Of the moral state of those who think of such things it does not become us to speak. The practical question is rather the intellectual one: of whether their calculations are well founded, and whether the men of science can or will guarantee them any such physical certainties. Fortunately, it becomes clearer every day that they are, scientifically speaking, building on the shifting sand. The theory of breeding slaves breaks down through what a democrat calls the equality of men, but which even an oligarchist will find himself forced to call the similarity of men. That is, that though it is not true that all men are normal, it is overwhelmingly certain that most men are normal. All the common Eugenic arguments are drawn from extreme cases, which, even if human honour and laughter allowed of their being eliminated, would not by their elimination greatly affect the mass. For the rest, there remains the enormous weakness in Eugenics, that if ordinary men's judgment or liberty is to be discounted in relation to heredity, the judgment of the judges must be discounted in relation to their heredity. The Eugenic professor may or may not succeed in choosing a baby's parents; it is quite certain that he cannot succeed in choosing his own parents. All his thoughts, including his Eugenic thoughts, are, by the very principle of those thoughts, flowing from a doubtful or tainted source. In short, we should need a perfectly Wise Man to do the thing at all. And if he were a Wise Man he would not do it.
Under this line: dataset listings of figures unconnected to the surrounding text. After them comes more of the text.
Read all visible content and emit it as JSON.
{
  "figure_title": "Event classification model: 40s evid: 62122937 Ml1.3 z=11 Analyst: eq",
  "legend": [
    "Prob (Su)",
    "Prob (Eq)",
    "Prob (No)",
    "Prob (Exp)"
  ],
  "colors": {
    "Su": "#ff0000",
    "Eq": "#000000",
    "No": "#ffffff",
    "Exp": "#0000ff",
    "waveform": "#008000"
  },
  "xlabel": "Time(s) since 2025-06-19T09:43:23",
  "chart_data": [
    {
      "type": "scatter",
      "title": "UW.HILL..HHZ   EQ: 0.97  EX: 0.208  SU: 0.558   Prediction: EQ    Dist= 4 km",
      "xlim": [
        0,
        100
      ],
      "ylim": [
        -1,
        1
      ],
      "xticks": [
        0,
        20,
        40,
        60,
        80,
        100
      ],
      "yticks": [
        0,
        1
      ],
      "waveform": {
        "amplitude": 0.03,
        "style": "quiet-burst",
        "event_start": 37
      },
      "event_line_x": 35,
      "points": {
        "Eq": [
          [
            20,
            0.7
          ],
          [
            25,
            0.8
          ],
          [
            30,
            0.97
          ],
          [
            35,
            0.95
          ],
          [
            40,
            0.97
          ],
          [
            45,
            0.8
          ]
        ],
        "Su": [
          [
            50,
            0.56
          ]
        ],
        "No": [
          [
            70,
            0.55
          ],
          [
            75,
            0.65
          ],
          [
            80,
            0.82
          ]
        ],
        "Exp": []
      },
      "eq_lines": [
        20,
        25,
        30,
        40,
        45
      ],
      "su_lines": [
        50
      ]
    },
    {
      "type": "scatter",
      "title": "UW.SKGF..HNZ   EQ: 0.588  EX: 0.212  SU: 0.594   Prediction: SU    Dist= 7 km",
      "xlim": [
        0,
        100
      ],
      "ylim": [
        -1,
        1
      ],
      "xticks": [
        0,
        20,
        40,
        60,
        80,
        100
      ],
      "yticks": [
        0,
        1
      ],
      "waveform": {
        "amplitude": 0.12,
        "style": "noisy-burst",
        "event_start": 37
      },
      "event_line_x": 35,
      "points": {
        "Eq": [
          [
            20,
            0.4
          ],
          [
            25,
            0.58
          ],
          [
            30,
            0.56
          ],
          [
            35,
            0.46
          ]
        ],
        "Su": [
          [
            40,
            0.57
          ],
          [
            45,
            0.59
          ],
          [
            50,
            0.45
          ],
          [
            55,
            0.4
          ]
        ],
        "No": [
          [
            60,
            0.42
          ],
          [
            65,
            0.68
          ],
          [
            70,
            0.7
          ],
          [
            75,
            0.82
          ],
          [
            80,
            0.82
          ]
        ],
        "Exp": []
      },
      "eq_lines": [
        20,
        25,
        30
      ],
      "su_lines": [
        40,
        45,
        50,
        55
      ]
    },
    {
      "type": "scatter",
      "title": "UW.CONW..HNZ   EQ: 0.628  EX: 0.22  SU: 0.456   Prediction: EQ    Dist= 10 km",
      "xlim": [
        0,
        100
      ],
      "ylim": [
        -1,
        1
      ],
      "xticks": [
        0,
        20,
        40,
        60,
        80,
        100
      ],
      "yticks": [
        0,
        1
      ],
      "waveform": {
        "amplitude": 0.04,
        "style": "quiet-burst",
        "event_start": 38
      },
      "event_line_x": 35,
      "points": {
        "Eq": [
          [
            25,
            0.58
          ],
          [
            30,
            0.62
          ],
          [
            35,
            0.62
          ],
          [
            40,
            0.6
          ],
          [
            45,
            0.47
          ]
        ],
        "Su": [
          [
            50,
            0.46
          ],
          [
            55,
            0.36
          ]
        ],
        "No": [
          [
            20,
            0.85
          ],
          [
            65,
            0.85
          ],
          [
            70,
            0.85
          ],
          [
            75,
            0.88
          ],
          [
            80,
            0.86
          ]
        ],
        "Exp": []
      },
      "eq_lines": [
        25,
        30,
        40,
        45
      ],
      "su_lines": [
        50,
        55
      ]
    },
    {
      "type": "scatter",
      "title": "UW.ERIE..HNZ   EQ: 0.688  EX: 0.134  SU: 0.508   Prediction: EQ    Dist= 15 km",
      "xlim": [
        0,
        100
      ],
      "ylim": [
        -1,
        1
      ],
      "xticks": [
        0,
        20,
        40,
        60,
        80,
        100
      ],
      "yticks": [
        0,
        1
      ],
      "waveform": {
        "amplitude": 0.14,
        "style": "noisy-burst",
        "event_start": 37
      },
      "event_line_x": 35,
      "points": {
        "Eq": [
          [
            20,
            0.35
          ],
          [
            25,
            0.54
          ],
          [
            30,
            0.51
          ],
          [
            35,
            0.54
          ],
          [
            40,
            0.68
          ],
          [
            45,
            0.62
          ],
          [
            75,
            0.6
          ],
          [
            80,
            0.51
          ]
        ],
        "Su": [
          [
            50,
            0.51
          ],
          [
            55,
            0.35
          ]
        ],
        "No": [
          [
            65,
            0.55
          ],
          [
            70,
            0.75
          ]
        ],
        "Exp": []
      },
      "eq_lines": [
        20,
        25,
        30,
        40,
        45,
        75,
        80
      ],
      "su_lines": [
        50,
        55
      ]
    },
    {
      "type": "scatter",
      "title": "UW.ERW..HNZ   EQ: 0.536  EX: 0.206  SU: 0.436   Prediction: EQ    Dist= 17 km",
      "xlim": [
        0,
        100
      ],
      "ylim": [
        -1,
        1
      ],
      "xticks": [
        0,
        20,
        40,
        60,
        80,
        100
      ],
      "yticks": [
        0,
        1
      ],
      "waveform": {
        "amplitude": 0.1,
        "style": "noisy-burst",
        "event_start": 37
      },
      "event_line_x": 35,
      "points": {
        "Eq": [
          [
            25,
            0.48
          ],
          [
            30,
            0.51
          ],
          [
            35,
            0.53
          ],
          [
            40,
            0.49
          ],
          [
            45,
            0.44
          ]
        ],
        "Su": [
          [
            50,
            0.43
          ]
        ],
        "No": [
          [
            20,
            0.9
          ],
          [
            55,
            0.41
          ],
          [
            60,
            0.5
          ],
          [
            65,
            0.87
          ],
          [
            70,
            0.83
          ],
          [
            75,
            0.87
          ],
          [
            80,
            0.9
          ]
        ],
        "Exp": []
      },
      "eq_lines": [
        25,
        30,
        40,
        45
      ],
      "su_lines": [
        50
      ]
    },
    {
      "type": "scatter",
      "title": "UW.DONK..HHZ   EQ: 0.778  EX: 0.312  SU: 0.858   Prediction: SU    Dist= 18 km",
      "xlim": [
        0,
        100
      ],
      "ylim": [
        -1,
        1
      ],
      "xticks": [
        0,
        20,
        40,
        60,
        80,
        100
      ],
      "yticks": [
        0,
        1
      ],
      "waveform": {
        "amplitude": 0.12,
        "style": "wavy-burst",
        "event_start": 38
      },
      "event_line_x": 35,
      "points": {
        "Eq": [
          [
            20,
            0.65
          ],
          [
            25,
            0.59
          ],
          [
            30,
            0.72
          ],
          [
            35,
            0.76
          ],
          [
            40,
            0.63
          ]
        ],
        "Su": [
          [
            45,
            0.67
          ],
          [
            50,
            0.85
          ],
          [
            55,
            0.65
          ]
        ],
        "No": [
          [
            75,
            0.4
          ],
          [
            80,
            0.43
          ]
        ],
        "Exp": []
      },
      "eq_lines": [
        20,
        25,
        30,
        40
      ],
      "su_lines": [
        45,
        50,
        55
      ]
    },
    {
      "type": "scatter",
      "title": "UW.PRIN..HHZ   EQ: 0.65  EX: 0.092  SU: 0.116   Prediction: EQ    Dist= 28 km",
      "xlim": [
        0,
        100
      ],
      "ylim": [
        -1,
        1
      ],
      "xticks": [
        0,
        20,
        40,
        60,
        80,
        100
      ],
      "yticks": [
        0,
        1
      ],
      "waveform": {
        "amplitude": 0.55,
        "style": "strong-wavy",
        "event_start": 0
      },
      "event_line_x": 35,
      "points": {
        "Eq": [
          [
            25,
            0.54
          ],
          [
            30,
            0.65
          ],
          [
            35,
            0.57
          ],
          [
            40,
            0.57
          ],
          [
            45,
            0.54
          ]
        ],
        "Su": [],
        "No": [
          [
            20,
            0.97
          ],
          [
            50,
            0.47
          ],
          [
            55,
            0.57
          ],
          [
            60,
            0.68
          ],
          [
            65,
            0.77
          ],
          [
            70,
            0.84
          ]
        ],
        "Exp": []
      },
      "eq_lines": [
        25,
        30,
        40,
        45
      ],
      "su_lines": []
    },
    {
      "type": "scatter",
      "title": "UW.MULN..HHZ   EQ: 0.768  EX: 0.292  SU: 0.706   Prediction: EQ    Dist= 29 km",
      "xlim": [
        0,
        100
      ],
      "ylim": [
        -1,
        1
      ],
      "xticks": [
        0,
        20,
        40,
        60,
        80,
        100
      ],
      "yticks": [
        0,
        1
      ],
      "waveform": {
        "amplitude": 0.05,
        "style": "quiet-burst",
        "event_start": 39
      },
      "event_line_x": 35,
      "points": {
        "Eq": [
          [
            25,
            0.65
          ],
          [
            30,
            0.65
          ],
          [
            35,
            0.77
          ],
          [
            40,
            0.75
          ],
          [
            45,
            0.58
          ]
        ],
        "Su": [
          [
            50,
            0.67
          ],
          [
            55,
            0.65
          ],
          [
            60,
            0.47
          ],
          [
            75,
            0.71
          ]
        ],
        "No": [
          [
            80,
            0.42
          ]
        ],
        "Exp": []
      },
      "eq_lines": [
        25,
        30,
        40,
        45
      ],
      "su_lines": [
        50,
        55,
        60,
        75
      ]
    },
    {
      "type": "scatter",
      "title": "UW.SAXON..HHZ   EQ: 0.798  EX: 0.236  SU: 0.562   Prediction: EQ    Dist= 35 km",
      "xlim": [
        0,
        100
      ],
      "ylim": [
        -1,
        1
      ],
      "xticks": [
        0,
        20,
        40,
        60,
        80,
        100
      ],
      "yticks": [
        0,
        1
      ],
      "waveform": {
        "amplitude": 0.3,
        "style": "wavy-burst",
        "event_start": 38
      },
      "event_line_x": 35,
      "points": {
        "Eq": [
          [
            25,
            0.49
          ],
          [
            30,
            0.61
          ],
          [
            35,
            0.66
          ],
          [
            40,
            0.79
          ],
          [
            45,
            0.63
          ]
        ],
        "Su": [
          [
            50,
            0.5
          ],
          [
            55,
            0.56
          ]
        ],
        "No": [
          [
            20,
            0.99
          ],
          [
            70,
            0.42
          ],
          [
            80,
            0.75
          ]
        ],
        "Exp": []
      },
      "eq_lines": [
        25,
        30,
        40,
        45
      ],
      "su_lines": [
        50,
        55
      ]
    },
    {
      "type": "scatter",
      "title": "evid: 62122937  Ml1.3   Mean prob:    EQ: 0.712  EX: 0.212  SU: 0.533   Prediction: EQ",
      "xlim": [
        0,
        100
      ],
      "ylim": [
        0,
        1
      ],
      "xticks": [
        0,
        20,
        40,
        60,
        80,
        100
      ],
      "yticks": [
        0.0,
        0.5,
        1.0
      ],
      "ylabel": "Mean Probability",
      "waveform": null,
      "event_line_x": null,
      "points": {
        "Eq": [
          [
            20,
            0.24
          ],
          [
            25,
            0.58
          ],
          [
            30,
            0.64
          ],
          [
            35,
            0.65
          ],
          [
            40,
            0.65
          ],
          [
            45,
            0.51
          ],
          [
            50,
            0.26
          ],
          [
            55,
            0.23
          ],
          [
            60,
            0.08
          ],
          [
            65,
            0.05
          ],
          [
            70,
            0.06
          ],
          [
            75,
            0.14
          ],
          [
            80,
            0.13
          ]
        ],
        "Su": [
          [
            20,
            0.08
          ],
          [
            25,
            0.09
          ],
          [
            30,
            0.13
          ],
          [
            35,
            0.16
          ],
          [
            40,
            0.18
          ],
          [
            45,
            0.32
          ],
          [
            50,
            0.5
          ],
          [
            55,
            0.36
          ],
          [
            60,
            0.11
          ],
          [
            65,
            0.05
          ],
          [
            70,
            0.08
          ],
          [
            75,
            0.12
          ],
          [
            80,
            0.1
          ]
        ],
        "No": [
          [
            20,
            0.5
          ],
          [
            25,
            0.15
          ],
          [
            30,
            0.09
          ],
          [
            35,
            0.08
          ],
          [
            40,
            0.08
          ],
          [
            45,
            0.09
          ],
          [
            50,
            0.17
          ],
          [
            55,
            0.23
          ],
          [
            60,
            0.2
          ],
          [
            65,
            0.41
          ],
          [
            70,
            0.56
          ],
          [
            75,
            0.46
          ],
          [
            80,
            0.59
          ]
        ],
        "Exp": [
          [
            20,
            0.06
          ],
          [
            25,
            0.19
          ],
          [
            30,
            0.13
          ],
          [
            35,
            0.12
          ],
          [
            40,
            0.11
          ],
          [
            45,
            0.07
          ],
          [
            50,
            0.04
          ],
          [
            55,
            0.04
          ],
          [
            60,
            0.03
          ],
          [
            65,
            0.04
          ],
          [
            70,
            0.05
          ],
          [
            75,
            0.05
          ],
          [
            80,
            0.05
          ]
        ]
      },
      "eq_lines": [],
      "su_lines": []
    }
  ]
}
VII. THE EVOLUTION OF THE PRISON
I have never understood why it is that those who talk most about evolution, and talk it in the very age of fashionable evolutionism, do not see the one way in which evolution really does apply to our modern difficulty. There is, of course, an element of evolu
tionism in the universe; and I know no religion or philosophy that ever entirely ignored it. Evolution, popularly speaking, is that which happens to unconscious things. They grow unconsciously; or fade unconsciously; or rather, some parts of them grow and some parts of them fade; and at any given moment there is almost always some presence of thc fading thing, and some incompleteness in the growing one. Thus, if I went to sleep for a hundred years, like the Sleeping Beauty (I wish I could), I should grow a beard--unlike the Sleeping Beauty. And just as I should grow hair if I were asleep, I should grow grass if I were dead. Those whose religion it was that God was asleep were perpetually impressed and affected by the fact that he had a long beard. And those whose philosophy it is that the universe is dead from the beginning (being the grave of nobody in particular) think that is the way that grass can grow. In any case, these developments only occur with dead or dreaming things. What happens when everyone is asleep is called Evolution. What happens when everyone is awake is called Revolution.